Germany’s economic woes are no secret. The real question is what, if anything, can fix it. Energy costs, Chinese comp, tariffs, immigration, and shrinking workforce have all backed the country’s economic model into a corner. And when barks come to bite, the biggest chunk is likely come out of— once again—labour.
Hartz Reform
We forget how bad things were after reunification. In 2005, unemployment had hit 12.1%. The Hartz reforms of the early 2000s—slashing welfare, weaking job protections, and pushing people back into the labour market—was stiff but effective. Not only did unemployment fall, but wages stayed controlled.
Today, that gain seems largely consumed. Unemployment is at historic lows, wages are rising – quickly, and Germany’s aging workforce can’t seem to keep up. Add inflation, minimum wage hikes, and shrinking exports, and you’ve got a structural crisis. The powerhouse of 2010. More of a break room now.
High-Cost Squeeze
German carmakers face some of the highest labour costs in the world— €62 per hour, compared to €29 in Spain or €20 in Portugal. That made sense when productivity kept up. High output offset high wages. But since 2018, output per worker has been declining. Investment in automation and digitization has lagged behind Asia and the US. The Germans stuck to analog ways. (Example: The Bundestag—the central bank—still accepts deposit instructions via fax)
Meanwhile, energy costs have struck heavy industry hard, and China—once Germany’s biggest client—is not its biggest rival. In 2023, VW’s China sales fell 9.5%, Mercedes’ 7%, BMW 13.4%. Beijing isn’t just beating them on price—it’s crawling up the value chain, eating into autos, chemicals, and machinery.
The EV Problem
The there’s the EV transition—a disaster for Germany’s industrial model.

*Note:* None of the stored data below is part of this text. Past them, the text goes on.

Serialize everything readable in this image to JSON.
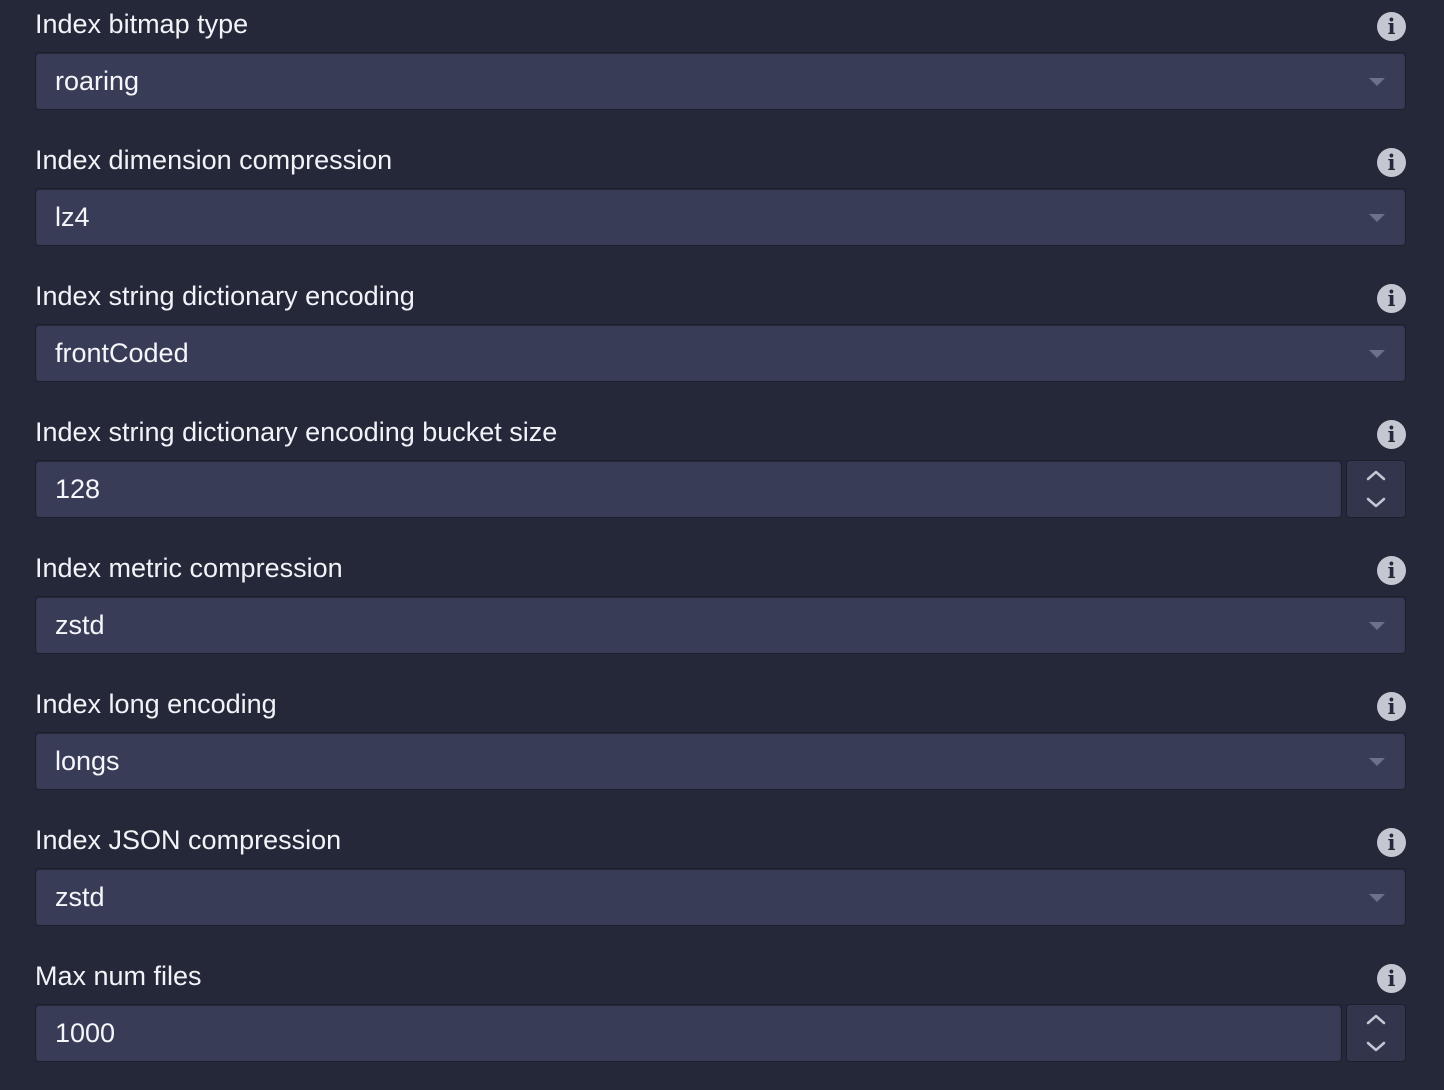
{
  "fields": [
    {
      "label": "Index bitmap type",
      "value": "roaring",
      "kind": "select"
    },
    {
      "label": "Index dimension compression",
      "value": "lz4",
      "kind": "select"
    },
    {
      "label": "Index string dictionary encoding",
      "value": "frontCoded",
      "kind": "select"
    },
    {
      "label": "Index string dictionary encoding bucket size",
      "value": "128",
      "kind": "numeric"
    },
    {
      "label": "Index metric compression",
      "value": "zstd",
      "kind": "select"
    },
    {
      "label": "Index long encoding",
      "value": "longs",
      "kind": "select"
    },
    {
      "label": "Index JSON compression",
      "value": "zstd",
      "kind": "select"
    },
    {
      "label": "Max num files",
      "value": "1000",
      "kind": "numeric"
    }
  ],
  "info_glyph": "i",
  "icons": {
    "info": "info-icon",
    "select_caret": "caret-down-icon",
    "increment": "chevron-up-icon",
    "decrement": "chevron-down-icon"
  },
  "colors": {
    "background": "#252839",
    "control_fill": "#383c57",
    "text": "#f2f3f8",
    "info_icon": "#c4c7d2"
  }
}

EVs require fewer workers (an electric motor has 20 moving parts vs 2000** in a combustion engine). It leaves the Mittelstand – the bosom of German manufacturing—out in the cold. The government has yaked on EV subsidies, and the new CDU-led coalition is even pushing to overturn the EU’s 2035 combustion engine ban.
Tariffs? The EU slapped duties on Chinese EVs – over Germany’s objections. Berlin fears retaliation, and fair enough. Their market share might be declining, but China remains critical for exports.
Labour market endgame
So, what’s left?
Fiscal stimulus might help, but it risks overheating domestic demand, pushing wages higher—exacerbating the labour cost issue. Immigration has helped ease worker shortages, but the political backlash has made this impossible. The CDU, once Merkel’s party, has tacked right to fend off the extremists.
That leaves market liberalisation – the hartz playbook.
And the new coalition has already signaled its priorities:
- Tax breaks for overtime + working retirees
- More flexible working hours
- Easier settlement for foreign workers
In other words: fewer protections, more work.